Страница 2 из 77
Соображение это, так явно напоминающие знаменитое пожелание гоголевской Агафьи Тихоновны («Если бы губы Никанора Ивановича да приставить к носу Ивана Кузьмича…» и т. д.), приводит автор предисловия к «Избранному» Юрия Олеши, вышедшему уже в 60-е годы. И, приведя его, глубокомысленно замечает:
«Да, вероятно, так было бы справедливо».
А несколькими строчками раньше автор упомянутого предисловия выражает эту мысль еще более определенно:
«…Кавалерову никогда не суждено будет стать героем нашего времени, и не ему, в конце концов, мы отдадим прелестную девушку Валю, а ее жениху Володе Макарову. Зачем же Олеша отдал Кавалерову наиболее свежие краски и наиболее яркие слова? Зачем именно ему подарил самые любимые свои сравнения, самые смелые метафоры, вынутые из ящика неповторимых наблюдений».

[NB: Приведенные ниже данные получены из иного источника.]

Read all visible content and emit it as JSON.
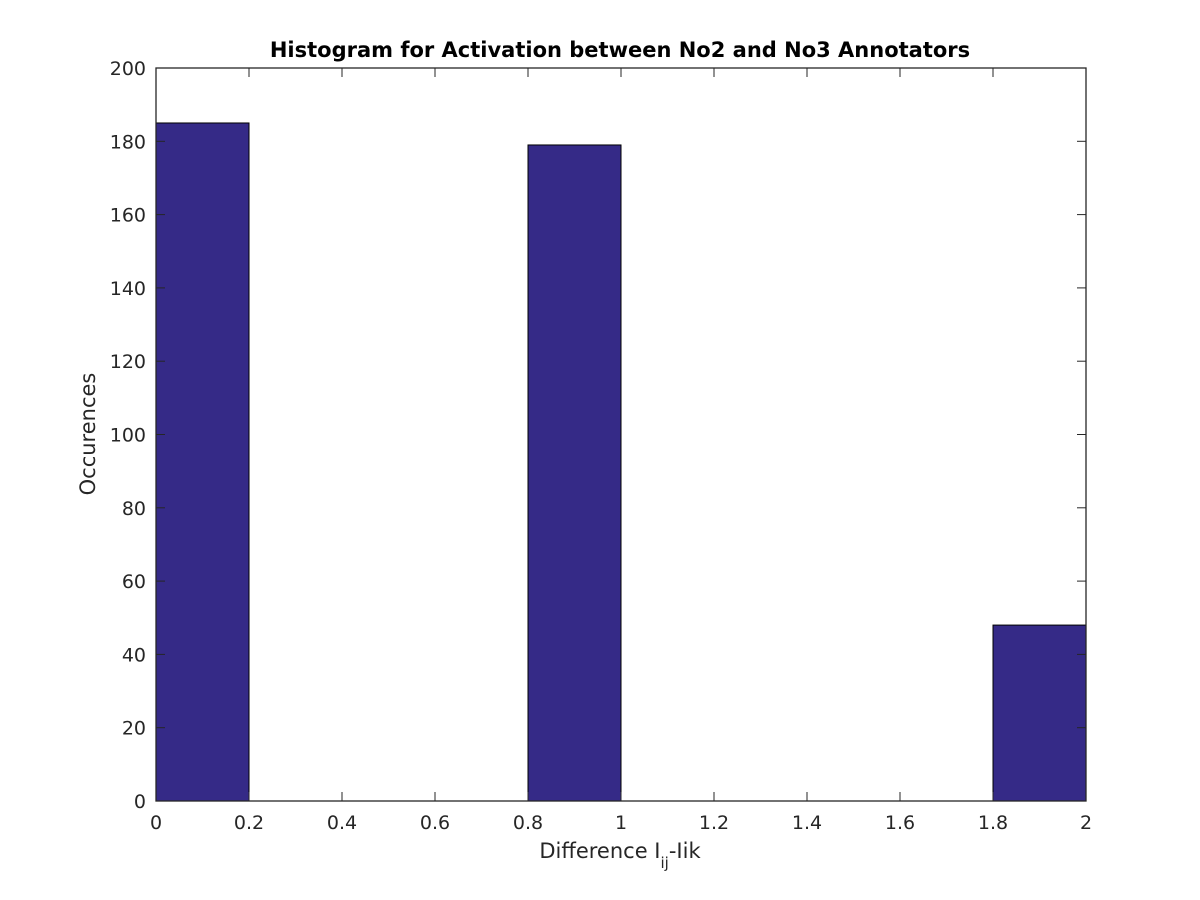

Как видим, в «Зависти» — та же коллизия, что и в «Юноше». Прелестная юная женщина Нина по праву будет принадлежать не Мише Колче, а его сорокалетнему дяде Александру Праскухину. И по тому же праву прелестная девушка Валя должна принадлежать футболисту Володе Макарову. Ведь именно они, а не Кавалеров и Миша Колче — подлинные герои нашего времени. К этому можно добавить, что свое переложение «Зависти» для кинематографа Олеша назвал «Строгий юноша». То есть почти так же, как Борис Левин свой роман. Но, как я уже говорил, Кавалерову все-таки больше повезло. В нем все-таки увидели хоть что-то хорошее, хоть какие-то привлекательные черты. Более того: о нем даже спорили! В дружном хоре голосов, единодушно именующих его подонком и отщепенцем, зловонной отрыжкой старого мира, раздавались все-таки отдельные голоса, робко намекающие, что не худо бы людям нового «машинного века» перенять у Кавалерова его нежность, его душевную отзывчивость, его способность чувствовать поэзию и красоту.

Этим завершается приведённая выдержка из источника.